Jean avait su mentir avec tant d'à-propos et d'aplomb, que le marquis ne
se douta de rien. La figure de Sylvain Charasson, accroupi comme un chat
dans les cendres, et profondément endormi, pouvait ne lui être pas aussi
inconnue, car le page de Châteaubrun, maraudeur effronté de sa nature,
avait dû être surpris par lui maintes fois le long de ses haies, accroché à
ses branches couvertes de fruits; mais il faisait si peu de questions, et
il mettait au contraire un soin si assidu à ne rien voir et à ne rien
savoir de tout ce qui dépassait le mur de son parc, qu'il ne savait
aucunement le nom et la condition de cet enfant.

N'éprouvant donc aucune méfiance, et se sentant porté par l'agitation
morale et physique qu'il avait éprouvée dans cette soirée, à plus
d'expansion que de coutume, il osa suivre des yeux les mouvements de la
dame charitable, et même s'approcher d'elle pour lui faire quelques
questions sur ses malades. La réserve un peu sauvage de cette amie des
pauvres le frappait d'un respect particulier, et il trouvait noble et de
bon goût qu'au lieu d'étaler devant lui ses bonnes œuvres, elle parût
troublée et contrariée d'avoir été surprise au milieu de ses fonctions de
sœur de charité.

Gilberte avait une telle peur d'être reconnue, qu'elle craignait de faire
entendre le son de sa voix, et, comme si son organe n'eût pas été aussi
étranger au marquis que sa figure, elle attendait que la paysanne répondît
pour elle aux interrogations. Mais Jean, qui craignait que la vieille femme
ne sût pas jouer son rôle et ne vînt à trahir, par maladresse, l'incognito
de Gilberte, se plaçait toujours devant elle, et la repoussait vers la
cheminée en lui faisant des yeux terribles chaque fois que M. de
Boisguilbault avait le dos tourné. La mère Marlot, tremblante et ne
comprenant rien à ce qui se passait chez elle, ne savait à qui entendre et
faisait des vœux pour que, la pluie cessant, elle put être délivrée de la
présence de ces nouveaux hôtes.

Enfin Gilberte, un peu rassurée par la voix douce et les manières
courtoises du marquis, s'enhardit à lui répondre; et comme il s'accusait
toujours de négligence: «J'ai ouï dire, Monsieur, lui dit-elle, que vous
étiez d'une santé fort délicate, et que vous lisiez beaucoup. Je conçois
que vos occupations ne vous permettent pas de remplir des soins si
multipliés. Moi, je n'ai rien de mieux à faire, et je demeure si près
d'ici, que je n'ai pas grand mérite à venir soigner les malades de la
paroisse.»

Elle regarda le charpentier en disant ces derniers mots, comme pour lui
faire remarquer qu'elle entrait enfin dans l'esprit de son rôle, et Jean se
hâta d'ajouter, pour donner plus de poids à cette phrase de dévote:
«D'ailleurs, c'est une nécessité et un devoir de position. Si la sœur du
curé ne prenait soin des pauvres, qui le ferait?

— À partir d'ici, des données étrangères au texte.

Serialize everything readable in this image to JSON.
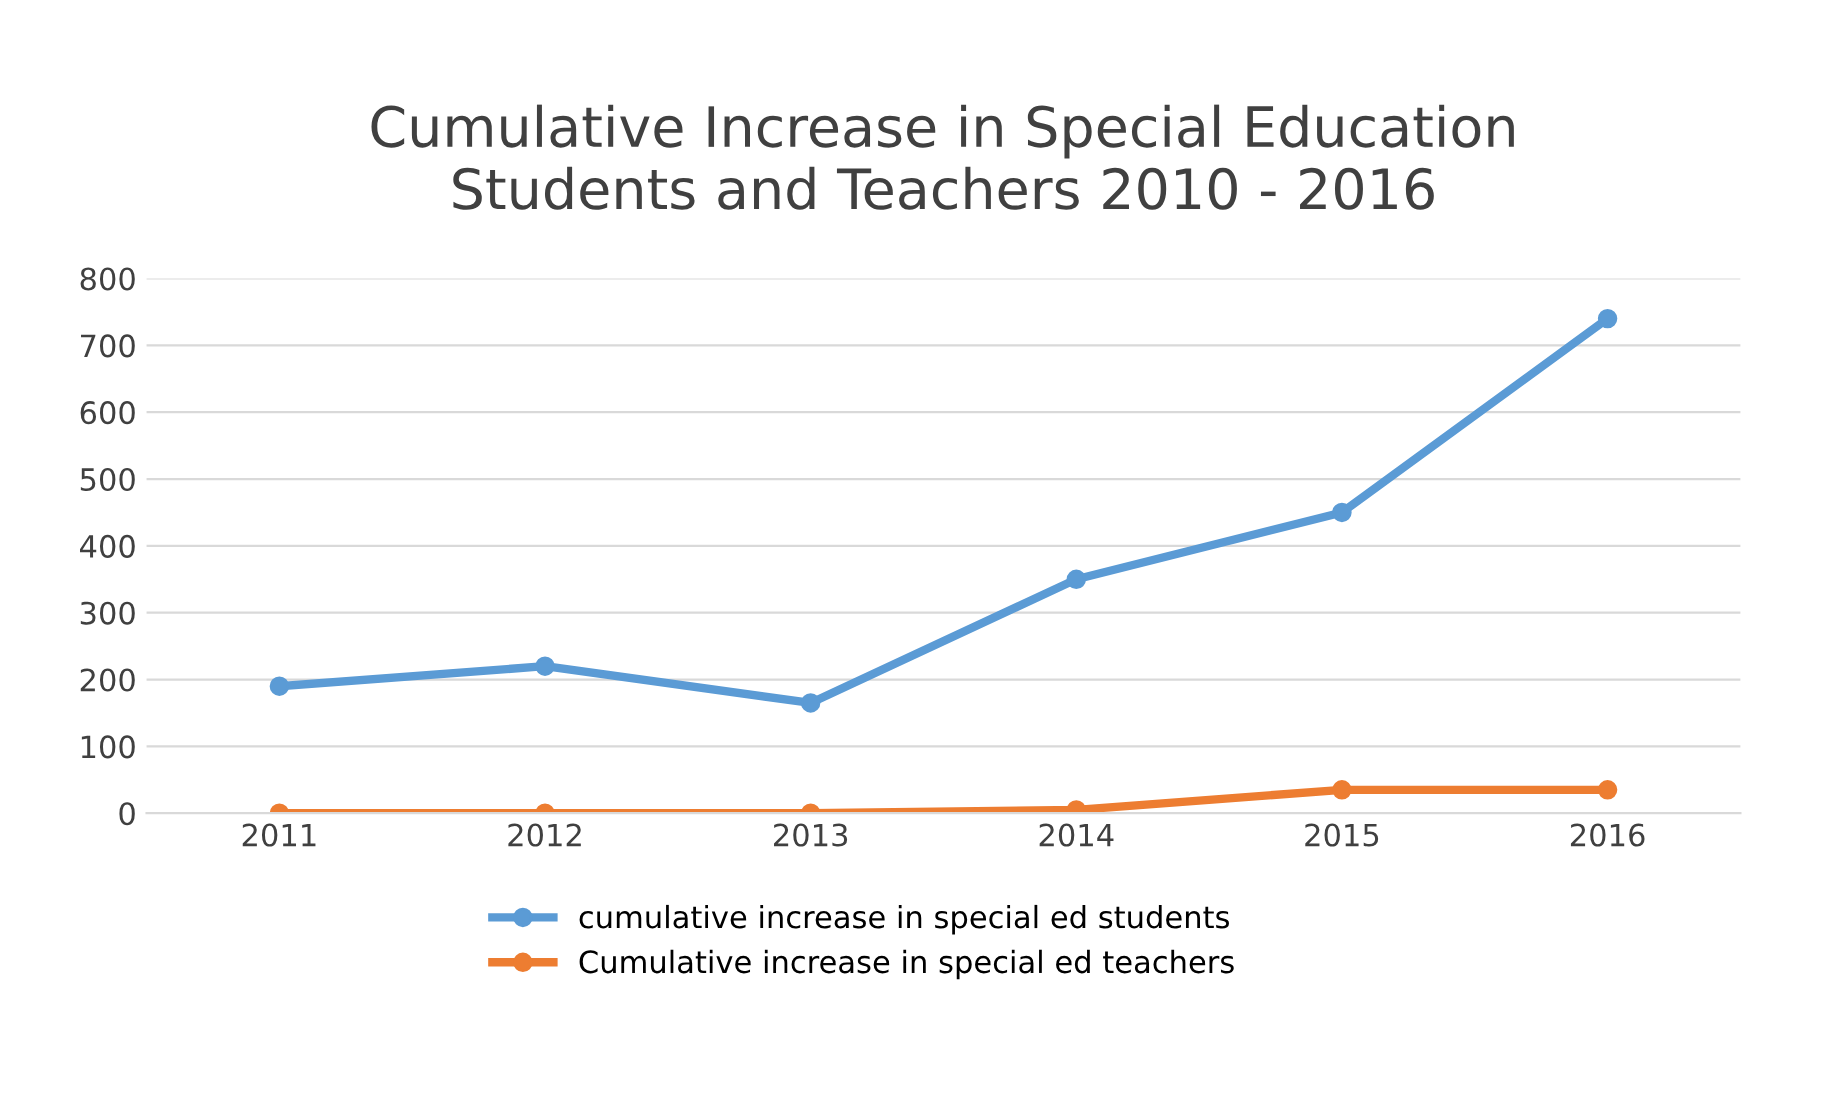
{
  "chart_data": {
    "type": "line",
    "title": "Cumulative Increase in Special Education\nStudents and Teachers 2010 - 2016",
    "categories": [
      "2011",
      "2012",
      "2013",
      "2014",
      "2015",
      "2016"
    ],
    "series": [
      {
        "name": "cumulative increase in special ed students",
        "color": "#5b9bd5",
        "values": [
          190,
          220,
          165,
          350,
          450,
          740
        ]
      },
      {
        "name": "Cumulative increase in special ed teachers",
        "color": "#ed7d31",
        "values": [
          0,
          0,
          0,
          5,
          35,
          35
        ]
      }
    ],
    "ylim": [
      0,
      800
    ],
    "yticks": [
      0,
      100,
      200,
      300,
      400,
      500,
      600,
      700,
      800
    ],
    "grid": "y",
    "legend": "bottom",
    "marker": "circle"
  }
}
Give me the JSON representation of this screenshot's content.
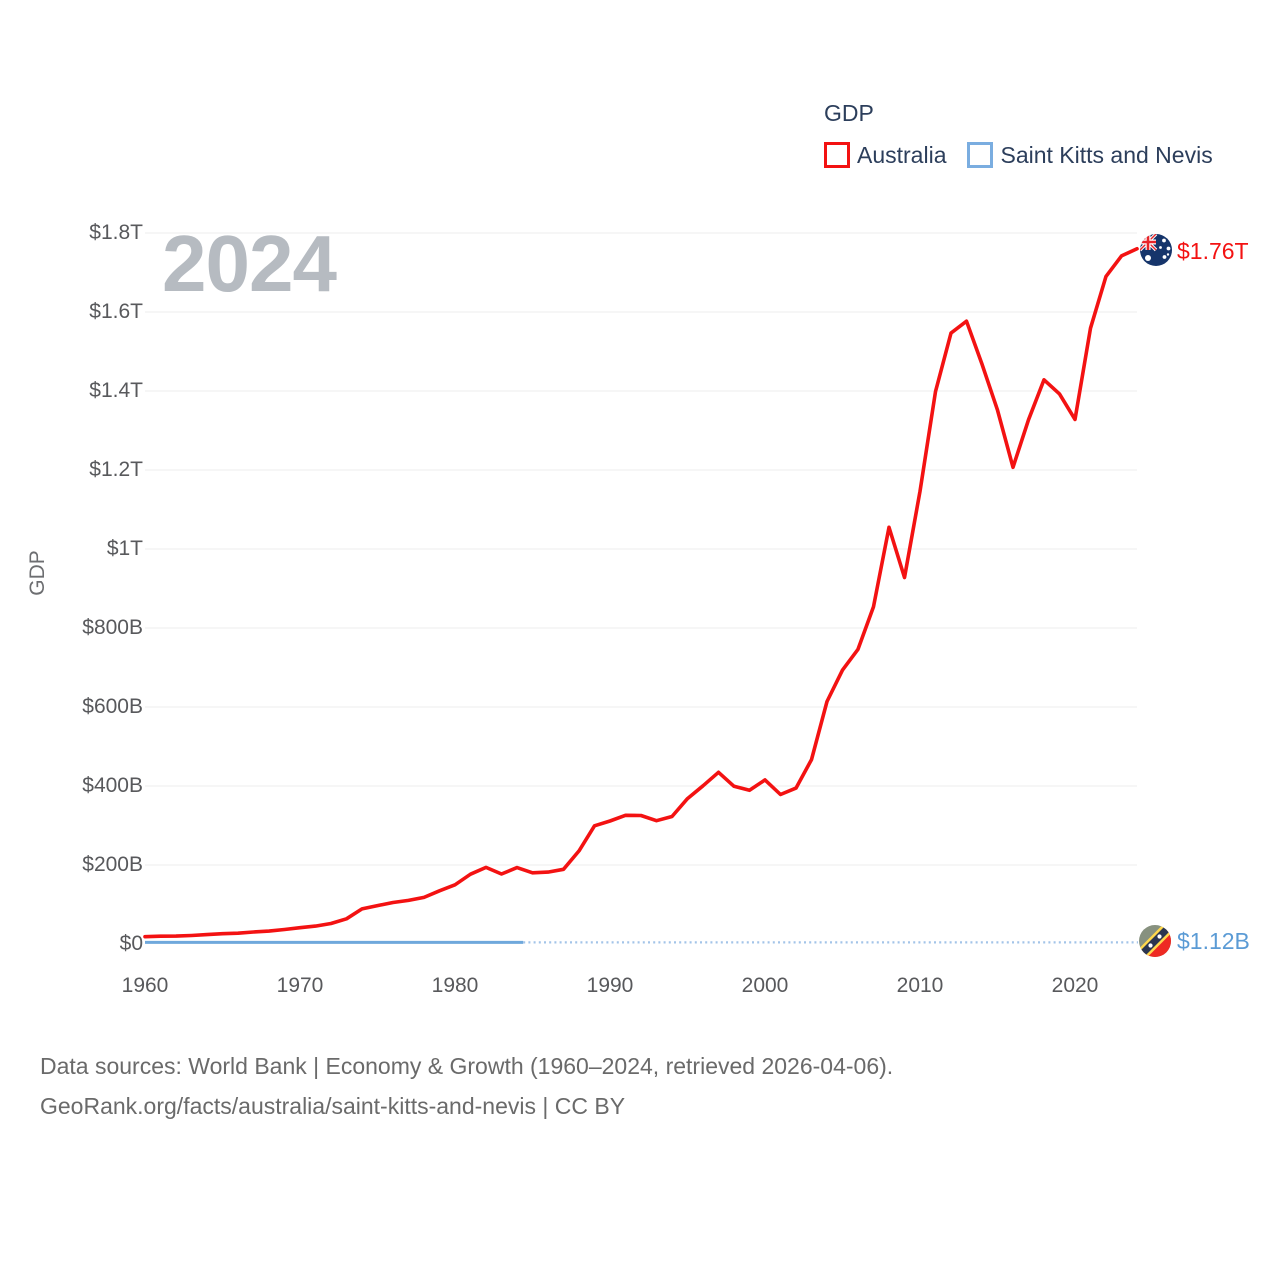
{
  "page": {
    "background": "#ffffff"
  },
  "legend": {
    "title": "GDP",
    "items": [
      {
        "label": "Australia",
        "color": "#f31212"
      },
      {
        "label": "Saint Kitts and Nevis",
        "color": "#7aade0"
      }
    ]
  },
  "watermark": "2024",
  "axis": {
    "y_title": "GDP",
    "y_ticks": [
      {
        "label": "$1.8T",
        "value": 1800
      },
      {
        "label": "$1.6T",
        "value": 1600
      },
      {
        "label": "$1.4T",
        "value": 1400
      },
      {
        "label": "$1.2T",
        "value": 1200
      },
      {
        "label": "$1T",
        "value": 1000
      },
      {
        "label": "$800B",
        "value": 800
      },
      {
        "label": "$600B",
        "value": 600
      },
      {
        "label": "$400B",
        "value": 400
      },
      {
        "label": "$200B",
        "value": 200
      },
      {
        "label": "$0",
        "value": 0
      }
    ],
    "x_ticks": [
      {
        "label": "1960",
        "value": 1960
      },
      {
        "label": "1970",
        "value": 1970
      },
      {
        "label": "1980",
        "value": 1980
      },
      {
        "label": "1990",
        "value": 1990
      },
      {
        "label": "2000",
        "value": 2000
      },
      {
        "label": "2010",
        "value": 2010
      },
      {
        "label": "2020",
        "value": 2020
      }
    ]
  },
  "end_labels": {
    "australia": {
      "text": "$1.76T",
      "color": "#f31212"
    },
    "saint_kitts": {
      "text": "$1.12B",
      "color": "#5b9bd5"
    }
  },
  "footer": {
    "line1": "Data sources: World Bank | Economy & Growth (1960–2024, retrieved 2026-04-06).",
    "line2": "GeoRank.org/facts/australia/saint-kitts-and-nevis | CC BY"
  },
  "chart_data": {
    "type": "line",
    "title": "GDP",
    "ylabel": "GDP",
    "unit": "USD billions (current US$)",
    "xlim": [
      1960,
      2024
    ],
    "ylim": [
      0,
      1800
    ],
    "grid": "horizontal",
    "legend_position": "top-right",
    "x": [
      1960,
      1961,
      1962,
      1963,
      1964,
      1965,
      1966,
      1967,
      1968,
      1969,
      1970,
      1971,
      1972,
      1973,
      1974,
      1975,
      1976,
      1977,
      1978,
      1979,
      1980,
      1981,
      1982,
      1983,
      1984,
      1985,
      1986,
      1987,
      1988,
      1989,
      1990,
      1991,
      1992,
      1993,
      1994,
      1995,
      1996,
      1997,
      1998,
      1999,
      2000,
      2001,
      2002,
      2003,
      2004,
      2005,
      2006,
      2007,
      2008,
      2009,
      2010,
      2011,
      2012,
      2013,
      2014,
      2015,
      2016,
      2017,
      2018,
      2019,
      2020,
      2021,
      2022,
      2023,
      2024
    ],
    "series": [
      {
        "name": "Australia",
        "color": "#f31212",
        "end_label": "$1.76T",
        "values": [
          18.6,
          19.7,
          19.9,
          21.5,
          23.8,
          26.0,
          27.3,
          30.4,
          32.7,
          36.6,
          41.3,
          45.2,
          52.0,
          63.7,
          88.9,
          97.2,
          105.0,
          110.4,
          118.1,
          134.7,
          149.9,
          176.6,
          193.8,
          177.2,
          193.5,
          180.2,
          182.0,
          189.1,
          235.8,
          299.3,
          311.4,
          325.9,
          325.4,
          312.1,
          322.9,
          368.1,
          400.4,
          434.7,
          399.2,
          389.2,
          415.4,
          378.5,
          394.6,
          466.8,
          613.8,
          693.4,
          746.2,
          853.8,
          1055.0,
          927.9,
          1146.0,
          1398.6,
          1546.5,
          1576.6,
          1468.0,
          1351.7,
          1206.9,
          1327.0,
          1428.3,
          1392.7,
          1328.0,
          1559.0,
          1690.0,
          1742.0,
          1760.0
        ]
      },
      {
        "name": "Saint Kitts and Nevis",
        "color": "#6fa8dc",
        "end_label": "$1.12B",
        "flat_near_zero": true,
        "value_2024": 1.12,
        "line_style": "solid from 1960 to ~1984, fine-dotted from ~1984 to 2024"
      }
    ]
  }
}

--Je serais un peu réconcilié avec ma conscience, dit le marquis, si madame
voulait s'adresser à moi lorsqu'il m'arrive d'ignorer ou d'oublier mes
devoirs. Ce que mon zèle n'accomplit pas, ma bonne volonté du moins
pourrait y suppléer; et tandis que madame se réserverait la plus noble et
la plus pénible tâche, celle de soigner les malades de ses propres mains,
je pourrais ajouter par mon argent, aux ressources trop restreintes de la
charité du prêtre. Permettez-moi de m'associer à vos bonnes actions,
Madame, je vous en supplie, ou si vous ne voulez pas me faire cet honneur,
adressez-moi tous vos pauvres. Une simple recommandation de vous me les
rendra sacrés.

--Je sais qu'ils n'ont pas besoin de cela, monsieur le marquis, répondit
Gilberte, et que vous en secourez beaucoup plus que je ne peux le faire.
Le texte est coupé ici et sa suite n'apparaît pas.